2 Pourquoi l'Etat français nous oblige-t-il à signer un engagement à accepter un hébergement en CADA alors que, souvent, il ne nous propose pas cet hébergement ? C'est absurde !

3 Les personnes migrantes célibataires se sentent marginalisées et discriminées par rapport aux familles parce que l'Etat français propose en priorité des hébergements aux familles. Nous voulons que les célibataires et les familles soient traités de la même manière.

4 L'Etat dit que, si nous n'obtenons pas d'hébergement en CADA, nous pouvons nous débrouiller avec l'allocation en attendant. Nous touchons 11 euros par jour et par personne. Avec cet argent, nous devons nous loger, nous nourrir, nous habiller, mettre de l'argent de côté pour payer les avocats... Qui peut faire tout ça avec 11 euros par jour ?
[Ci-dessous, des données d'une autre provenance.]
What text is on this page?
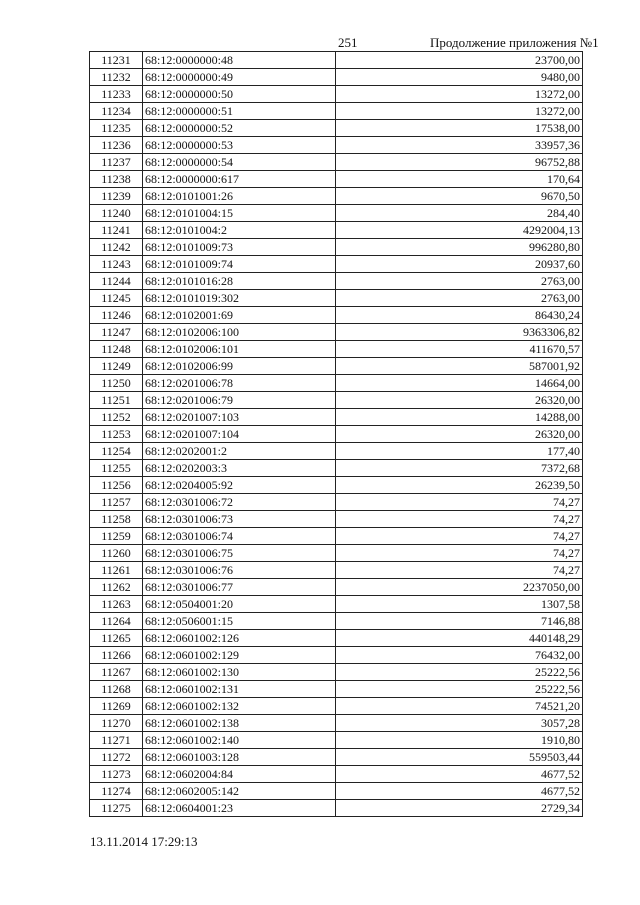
251	Продолжение приложения №1
11231	68:12:0000000:48	23700,00
11232	68:12:0000000:49	9480,00
11233	68:12:0000000:50	13272,00
11234	68:12:0000000:51	13272,00
11235	68:12:0000000:52	17538,00
11236	68:12:0000000:53	33957,36
11237	68:12:0000000:54	96752,88
11238	68:12:0000000:617	170,64
11239	68:12:0101001:26	9670,50
11240	68:12:0101004:15	284,40
11241	68:12:0101004:2	4292004,13
11242	68:12:0101009:73	996280,80
11243	68:12:0101009:74	20937,60
11244	68:12:0101016:28	2763,00
11245	68:12:0101019:302	2763,00
11246	68:12:0102001:69	86430,24
11247	68:12:0102006:100	9363306,82
11248	68:12:0102006:101	411670,57
11249	68:12:0102006:99	587001,92
11250	68:12:0201006:78	14664,00
11251	68:12:0201006:79	26320,00
11252	68:12:0201007:103	14288,00
11253	68:12:0201007:104	26320,00
11254	68:12:0202001:2	177,40
11255	68:12:0202003:3	7372,68
11256	68:12:0204005:92	26239,50
11257	68:12:0301006:72	74,27
11258	68:12:0301006:73	74,27
11259	68:12:0301006:74	74,27
11260	68:12:0301006:75	74,27
11261	68:12:0301006:76	74,27
11262	68:12:0301006:77	2237050,00
11263	68:12:0504001:20	1307,58
11264	68:12:0506001:15	7146,88
11265	68:12:0601002:126	440148,29
11266	68:12:0601002:129	76432,00
11267	68:12:0601002:130	25222,56
11268	68:12:0601002:131	25222,56
11269	68:12:0601002:132	74521,20
11270	68:12:0601002:138	3057,28
11271	68:12:0601002:140	1910,80
11272	68:12:0601003:128	559503,44
11273	68:12:0602004:84	4677,52
11274	68:12:0602005:142	4677,52
11275	68:12:0604001:23	2729,34
13.11.2014 17:29:13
5 Quand nous ne dormons pas dans la rue, l'Etat français nous propose un hébergement d'urgence grâce au 115. Mais nous dénonçons les conditions d'accueil au 115 :
* il n'y a pas assez de places donc on nous héberge 3 jours ou une semaine puis on doit retourner souvent à la rue ;
* chaque semaine ou tous les 3 jours, on doit changer de foyer d'hébergement, ce qui pose des problèmes de scolarisation pour les enfants des familles migrantes ;
* selon les foyers, les règles de vie (par exemple les horaires) ne sont pas les mêmes, ce qui nous empêche de construire une vie plus stable ;
* dans beaucoup de foyers, il arrive souvent que les personnes hébergées soient obligées de rester dehors toute la journée de 9 h 30 à 17 h ou 18 h, ce qui nous conduit à subir le froid.

Comment nous, personnes migrantes, allons-nous faire pour mieux nous intégrer dans la société française si nous sommes à la rue et si nous ne sommes pas suivies par des assistantes sociales ?
C'est pourquoi nous demandons à tous de venir prendre part à une :

Manifestation en faveur d'un logement pour tous
Samedi 30 juin à Rennes à 15 h
place du général de Gaulle (métro Charles de Gaulle).

A l’initiative du Conseil des migrants de Rennes (avec le soutien du Réseau logement 35).